DepEd considering ban on ‘likes-based’ school projects
MANILA, Philippines — The Department of Education (DepEd) on Monday said it was “contemplating” banning giving outputs wherein the grades depend on the number of “likes” they would receive on social media.
The Department of Information and Communications Technology (DICT) earlier made the suggestion, saying that these projects could expose students to issues such as breach of privacy or cyberbullying through the comments left on their outputs.
“Our group from the curriculum and instruction, and also the learning delivery, is contemplating on the policy,” DepEd spokesperson Annalyn Sevilla said when asked over AM radio station DZMM if the Department of Education would release a memorandum banning the “likes-based” projects.
“[Banning of projects based on likes] is only half of the policy that we’re asking to be discontinued,” Sevilla added, speaking partly in Filipino. “What we’re saying is that definitely it’s not based on social media. It’s not also based on likes. We have to give the sound assessment — what the basis is for a sound assessment. Half of what we’re saying is introducing the right platform.”
While recognizing that students could not be completely not exposed to technology and social media, Sevilla said using likes as the basis for grades was not a “sound assessment.”
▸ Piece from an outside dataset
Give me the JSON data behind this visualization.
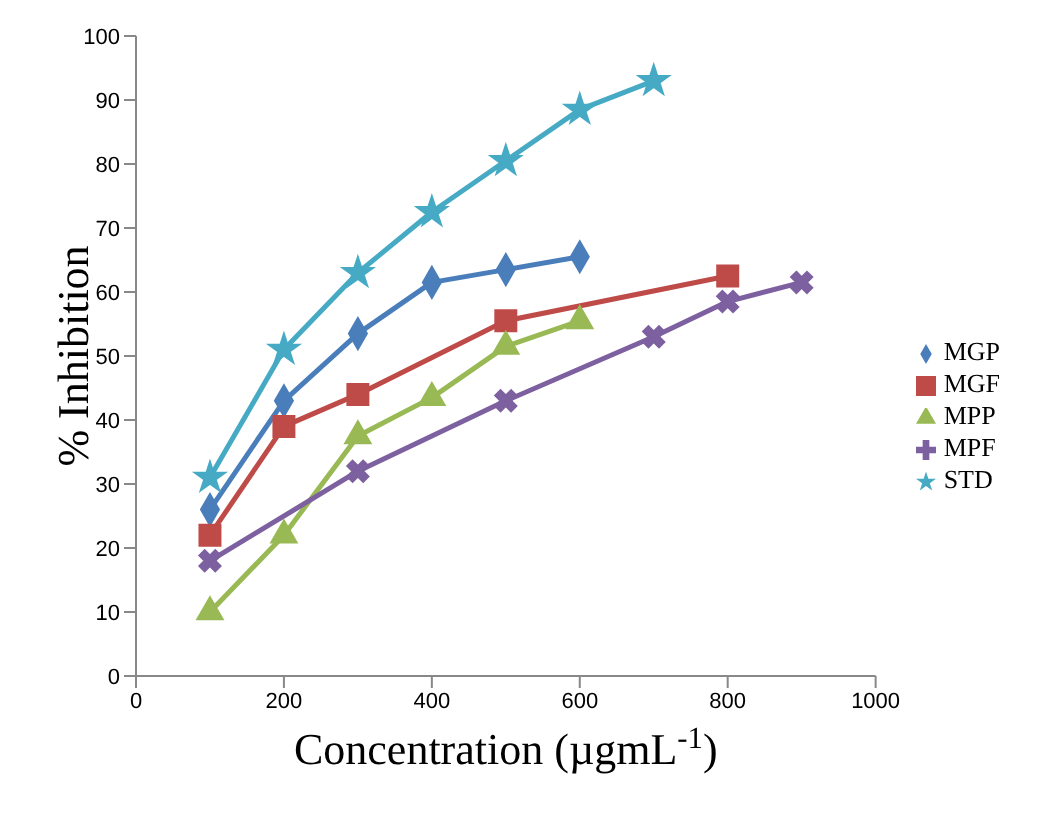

“DepEd is in agreement that we should teach the teachers and the students the principle of sound assessment,” Sevilla said.
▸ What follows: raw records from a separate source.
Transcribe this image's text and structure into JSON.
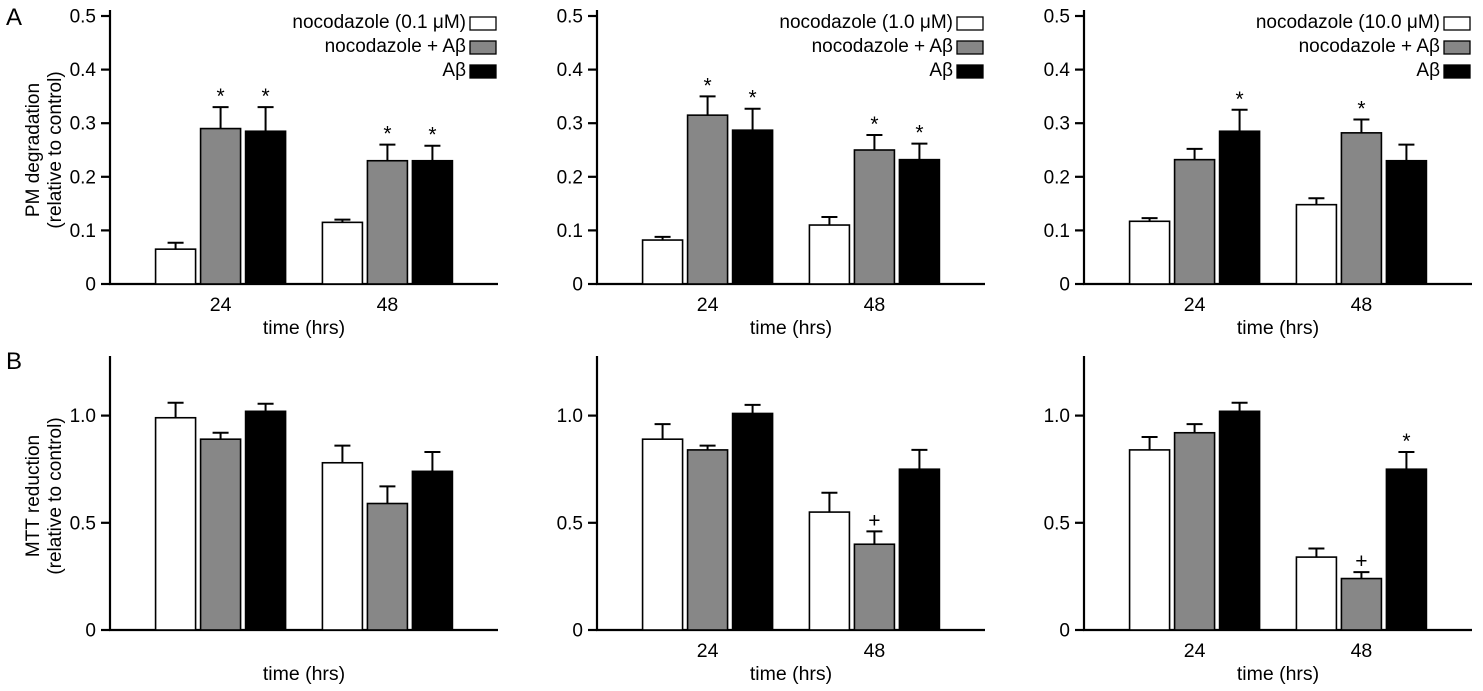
{
  "figure": {
    "panels": [
      {
        "label": "A"
      },
      {
        "label": "B"
      }
    ]
  },
  "colors": {
    "white_bar": "#ffffff",
    "gray_bar": "#878787",
    "black_bar": "#000000",
    "axis": "#000000",
    "background": "#ffffff"
  },
  "chart_data": [
    {
      "type": "bar",
      "panel": "A",
      "ylabel_lines": [
        "PM degradation",
        "(relative to control)"
      ],
      "xlabel": "time (hrs)",
      "ylim": [
        0,
        0.5
      ],
      "yticks": [
        0,
        0.1,
        0.2,
        0.3,
        0.4,
        0.5
      ],
      "ytick_labels": [
        "0",
        "0.1",
        "0.2",
        "0.3",
        "0.4",
        "0.5"
      ],
      "categories": [
        "24",
        "48"
      ],
      "category_labels_visible": true,
      "legend_position": "top-right-inside",
      "grid": false,
      "legend": [
        {
          "label": "nocodazole (0.1 μM)",
          "color_key": "white_bar"
        },
        {
          "label": "nocodazole + Aβ",
          "color_key": "gray_bar"
        },
        {
          "label": "Aβ",
          "color_key": "black_bar"
        }
      ],
      "series": [
        {
          "name": "nocodazole (0.1 μM)",
          "color_key": "white_bar",
          "values": [
            0.065,
            0.115
          ],
          "errors": [
            0.012,
            0.005
          ],
          "annotations": [
            "",
            ""
          ]
        },
        {
          "name": "nocodazole + Aβ",
          "color_key": "gray_bar",
          "values": [
            0.29,
            0.23
          ],
          "errors": [
            0.04,
            0.03
          ],
          "annotations": [
            "*",
            "*"
          ]
        },
        {
          "name": "Aβ",
          "color_key": "black_bar",
          "values": [
            0.285,
            0.23
          ],
          "errors": [
            0.045,
            0.028
          ],
          "annotations": [
            "*",
            "*"
          ]
        }
      ]
    },
    {
      "type": "bar",
      "panel": "A",
      "ylabel_lines": [],
      "xlabel": "time (hrs)",
      "ylim": [
        0,
        0.5
      ],
      "yticks": [
        0,
        0.1,
        0.2,
        0.3,
        0.4,
        0.5
      ],
      "ytick_labels": [
        "0",
        "0.1",
        "0.2",
        "0.3",
        "0.4",
        "0.5"
      ],
      "categories": [
        "24",
        "48"
      ],
      "category_labels_visible": true,
      "legend_position": "top-right-inside",
      "grid": false,
      "legend": [
        {
          "label": "nocodazole (1.0 μM)",
          "color_key": "white_bar"
        },
        {
          "label": "nocodazole + Aβ",
          "color_key": "gray_bar"
        },
        {
          "label": "Aβ",
          "color_key": "black_bar"
        }
      ],
      "series": [
        {
          "name": "nocodazole (1.0 μM)",
          "color_key": "white_bar",
          "values": [
            0.082,
            0.11
          ],
          "errors": [
            0.006,
            0.015
          ],
          "annotations": [
            "",
            ""
          ]
        },
        {
          "name": "nocodazole + Aβ",
          "color_key": "gray_bar",
          "values": [
            0.315,
            0.25
          ],
          "errors": [
            0.035,
            0.028
          ],
          "annotations": [
            "*",
            "*"
          ]
        },
        {
          "name": "Aβ",
          "color_key": "black_bar",
          "values": [
            0.287,
            0.232
          ],
          "errors": [
            0.04,
            0.03
          ],
          "annotations": [
            "*",
            "*"
          ]
        }
      ]
    },
    {
      "type": "bar",
      "panel": "A",
      "ylabel_lines": [],
      "xlabel": "time (hrs)",
      "ylim": [
        0,
        0.5
      ],
      "yticks": [
        0,
        0.1,
        0.2,
        0.3,
        0.4,
        0.5
      ],
      "ytick_labels": [
        "0",
        "0.1",
        "0.2",
        "0.3",
        "0.4",
        "0.5"
      ],
      "categories": [
        "24",
        "48"
      ],
      "category_labels_visible": true,
      "legend_position": "top-right-inside",
      "grid": false,
      "legend": [
        {
          "label": "nocodazole (10.0 μM)",
          "color_key": "white_bar"
        },
        {
          "label": "nocodazole + Aβ",
          "color_key": "gray_bar"
        },
        {
          "label": "Aβ",
          "color_key": "black_bar"
        }
      ],
      "series": [
        {
          "name": "nocodazole (10.0 μM)",
          "color_key": "white_bar",
          "values": [
            0.117,
            0.148
          ],
          "errors": [
            0.006,
            0.012
          ],
          "annotations": [
            "",
            ""
          ]
        },
        {
          "name": "nocodazole + Aβ",
          "color_key": "gray_bar",
          "values": [
            0.232,
            0.282
          ],
          "errors": [
            0.02,
            0.025
          ],
          "annotations": [
            "",
            "*"
          ]
        },
        {
          "name": "Aβ",
          "color_key": "black_bar",
          "values": [
            0.285,
            0.23
          ],
          "errors": [
            0.04,
            0.03
          ],
          "annotations": [
            "*",
            ""
          ]
        }
      ]
    },
    {
      "type": "bar",
      "panel": "B",
      "ylabel_lines": [
        "MTT reduction",
        "(relative to control)"
      ],
      "xlabel": "time (hrs)",
      "ylim": [
        0,
        1.25
      ],
      "yticks": [
        0,
        0.5,
        1.0
      ],
      "ytick_labels": [
        "0",
        "0.5",
        "1.0"
      ],
      "categories": [
        "24",
        "48"
      ],
      "category_labels_visible": false,
      "legend_position": "none",
      "grid": false,
      "legend": [],
      "series": [
        {
          "name": "nocodazole (0.1 μM)",
          "color_key": "white_bar",
          "values": [
            0.99,
            0.78
          ],
          "errors": [
            0.07,
            0.08
          ],
          "annotations": [
            "",
            ""
          ]
        },
        {
          "name": "nocodazole + Aβ",
          "color_key": "gray_bar",
          "values": [
            0.89,
            0.59
          ],
          "errors": [
            0.03,
            0.08
          ],
          "annotations": [
            "",
            ""
          ]
        },
        {
          "name": "Aβ",
          "color_key": "black_bar",
          "values": [
            1.02,
            0.74
          ],
          "errors": [
            0.035,
            0.09
          ],
          "annotations": [
            "",
            ""
          ]
        }
      ]
    },
    {
      "type": "bar",
      "panel": "B",
      "ylabel_lines": [],
      "xlabel": "time (hrs)",
      "ylim": [
        0,
        1.25
      ],
      "yticks": [
        0,
        0.5,
        1.0
      ],
      "ytick_labels": [
        "0",
        "0.5",
        "1.0"
      ],
      "categories": [
        "24",
        "48"
      ],
      "category_labels_visible": true,
      "legend_position": "none",
      "grid": false,
      "legend": [],
      "series": [
        {
          "name": "nocodazole (1.0 μM)",
          "color_key": "white_bar",
          "values": [
            0.89,
            0.55
          ],
          "errors": [
            0.07,
            0.09
          ],
          "annotations": [
            "",
            ""
          ]
        },
        {
          "name": "nocodazole + Aβ",
          "color_key": "gray_bar",
          "values": [
            0.84,
            0.4
          ],
          "errors": [
            0.02,
            0.06
          ],
          "annotations": [
            "",
            "+"
          ]
        },
        {
          "name": "Aβ",
          "color_key": "black_bar",
          "values": [
            1.01,
            0.75
          ],
          "errors": [
            0.04,
            0.09
          ],
          "annotations": [
            "",
            ""
          ]
        }
      ]
    },
    {
      "type": "bar",
      "panel": "B",
      "ylabel_lines": [],
      "xlabel": "time (hrs)",
      "ylim": [
        0,
        1.25
      ],
      "yticks": [
        0,
        0.5,
        1.0
      ],
      "ytick_labels": [
        "0",
        "0.5",
        "1.0"
      ],
      "categories": [
        "24",
        "48"
      ],
      "category_labels_visible": true,
      "legend_position": "none",
      "grid": false,
      "legend": [],
      "series": [
        {
          "name": "nocodazole (10.0 μM)",
          "color_key": "white_bar",
          "values": [
            0.84,
            0.34
          ],
          "errors": [
            0.06,
            0.04
          ],
          "annotations": [
            "",
            ""
          ]
        },
        {
          "name": "nocodazole + Aβ",
          "color_key": "gray_bar",
          "values": [
            0.92,
            0.24
          ],
          "errors": [
            0.04,
            0.03
          ],
          "annotations": [
            "",
            "+"
          ]
        },
        {
          "name": "Aβ",
          "color_key": "black_bar",
          "values": [
            1.02,
            0.75
          ],
          "errors": [
            0.04,
            0.08
          ],
          "annotations": [
            "",
            "*"
          ]
        }
      ]
    }
  ]
}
“Children feel more pressured in this system of getting more likes,” she added. “It adds to the pressure, and sometimes we see this causing depression in children — comparing likes with others and they will not be satisfied.”
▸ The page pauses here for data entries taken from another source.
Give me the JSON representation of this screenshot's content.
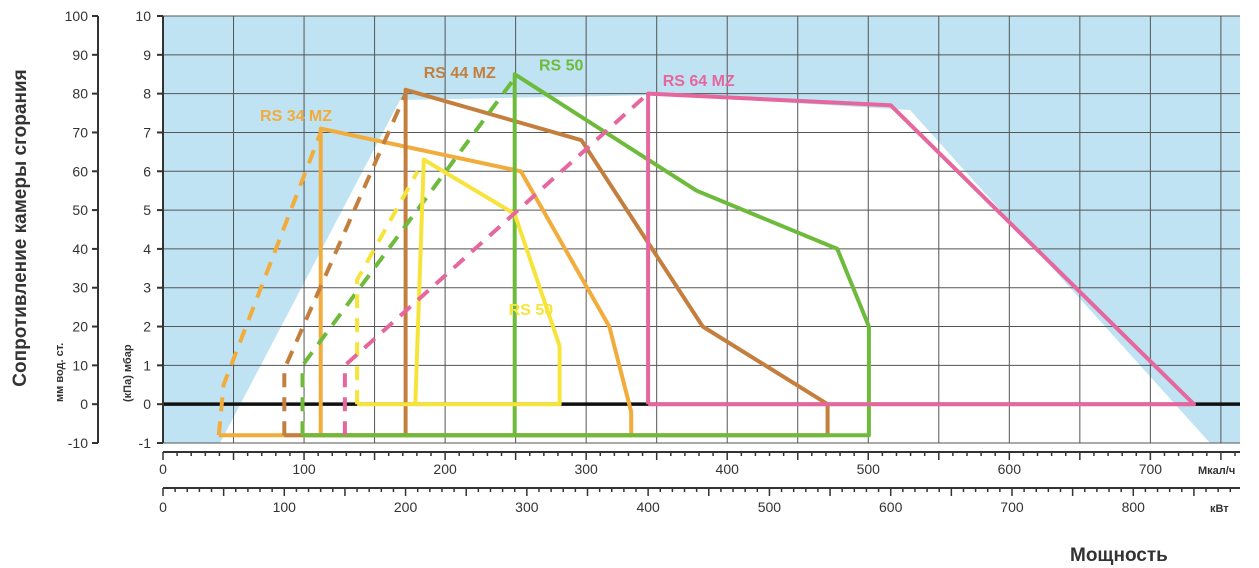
{
  "chart_data": {
    "type": "line",
    "axis_title_y": "Сопротивление камеры сгорания",
    "axis_title_x": "Мощность",
    "left_axis_label": "мм вод. ст.",
    "right_axis_label": "(кПа) мбар",
    "x_unit_top": "Мкал/ч",
    "x_unit_bottom": "кВт",
    "y_mm_ticks": [
      "100",
      "90",
      "80",
      "70",
      "60",
      "50",
      "40",
      "30",
      "20",
      "10",
      "0",
      "-10"
    ],
    "y_mbar_ticks": [
      "10",
      "9",
      "8",
      "7",
      "6",
      "5",
      "4",
      "3",
      "2",
      "1",
      "0",
      "-1"
    ],
    "x_top_ticks": [
      "0",
      "100",
      "200",
      "300",
      "400",
      "500",
      "600",
      "700"
    ],
    "x_bottom_ticks": [
      "0",
      "100",
      "200",
      "300",
      "400",
      "500",
      "600",
      "700",
      "800"
    ],
    "ylim_mbar": [
      -1,
      10
    ],
    "xlim_kW": [
      0,
      888
    ],
    "grid": true,
    "series": [
      {
        "name": "RS 34 MZ",
        "color": "#f2ac3c",
        "dashed": [
          [
            46,
            -0.8
          ],
          [
            50,
            0.5
          ],
          [
            130,
            7.0
          ]
        ],
        "solid": [
          [
            46,
            -0.8
          ],
          [
            386,
            -0.8
          ],
          [
            386,
            -0.2
          ],
          [
            368,
            2.0
          ],
          [
            295,
            6.0
          ],
          [
            130,
            7.1
          ],
          [
            130,
            -0.8
          ]
        ]
      },
      {
        "name": "RS 44 MZ",
        "color": "#c47f3e",
        "dashed": [
          [
            100,
            -0.8
          ],
          [
            100,
            0.9
          ],
          [
            200,
            8.0
          ]
        ],
        "solid": [
          [
            100,
            -0.8
          ],
          [
            548,
            -0.8
          ],
          [
            548,
            0.0
          ],
          [
            445,
            2.0
          ],
          [
            345,
            6.8
          ],
          [
            200,
            8.1
          ],
          [
            200,
            -0.8
          ]
        ]
      },
      {
        "name": "RS 50",
        "color": "#6ebb3c",
        "dashed": [
          [
            115,
            -0.8
          ],
          [
            115,
            1.0
          ],
          [
            290,
            8.4
          ]
        ],
        "solid": [
          [
            115,
            -0.8
          ],
          [
            582,
            -0.8
          ],
          [
            582,
            2.0
          ],
          [
            556,
            4.0
          ],
          [
            440,
            5.5
          ],
          [
            290,
            8.5
          ],
          [
            290,
            -0.8
          ]
        ]
      },
      {
        "name": "RS 50",
        "color": "#f7e43a",
        "dashed": [
          [
            160,
            0.0
          ],
          [
            160,
            3.2
          ],
          [
            210,
            6.0
          ]
        ],
        "solid": [
          [
            160,
            0.0
          ],
          [
            327,
            0.0
          ],
          [
            327,
            1.5
          ],
          [
            290,
            4.9
          ],
          [
            215,
            6.3
          ],
          [
            208,
            0.0
          ]
        ]
      },
      {
        "name": "RS 64 MZ",
        "color": "#e5679d",
        "dashed": [
          [
            150,
            -0.8
          ],
          [
            150,
            1.0
          ],
          [
            400,
            8.0
          ]
        ],
        "solid": [
          [
            400,
            0.0
          ],
          [
            400,
            8.0
          ],
          [
            600,
            7.7
          ],
          [
            850,
            0.0
          ],
          [
            400,
            0.0
          ]
        ]
      }
    ],
    "labels": [
      {
        "text": "RS 44 MZ",
        "color": "#c47f3e",
        "x": 215,
        "y": 8.4
      },
      {
        "text": "RS 50",
        "color": "#6ebb3c",
        "x": 310,
        "y": 8.6
      },
      {
        "text": "RS 64 MZ",
        "color": "#e5679d",
        "x": 412,
        "y": 8.2
      },
      {
        "text": "RS 34 MZ",
        "color": "#f2ac3c",
        "x": 80,
        "y": 7.3
      },
      {
        "text": "RS 50",
        "color": "#f7e43a",
        "x": 285,
        "y": 2.3
      }
    ]
  }
}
Sevilla said that school projects and outputs should not expose students from any form of harm, whether physical or digital.
“Kailangan ang mga binibigay nating assignment, exercise, o activity sa internet ay yung ligtas sila at kung saan ang interest nila ay lalong productive,” Sevilla said.
The DICT earlier also called for teachers to avoid using social media to disseminate information on school-related matters.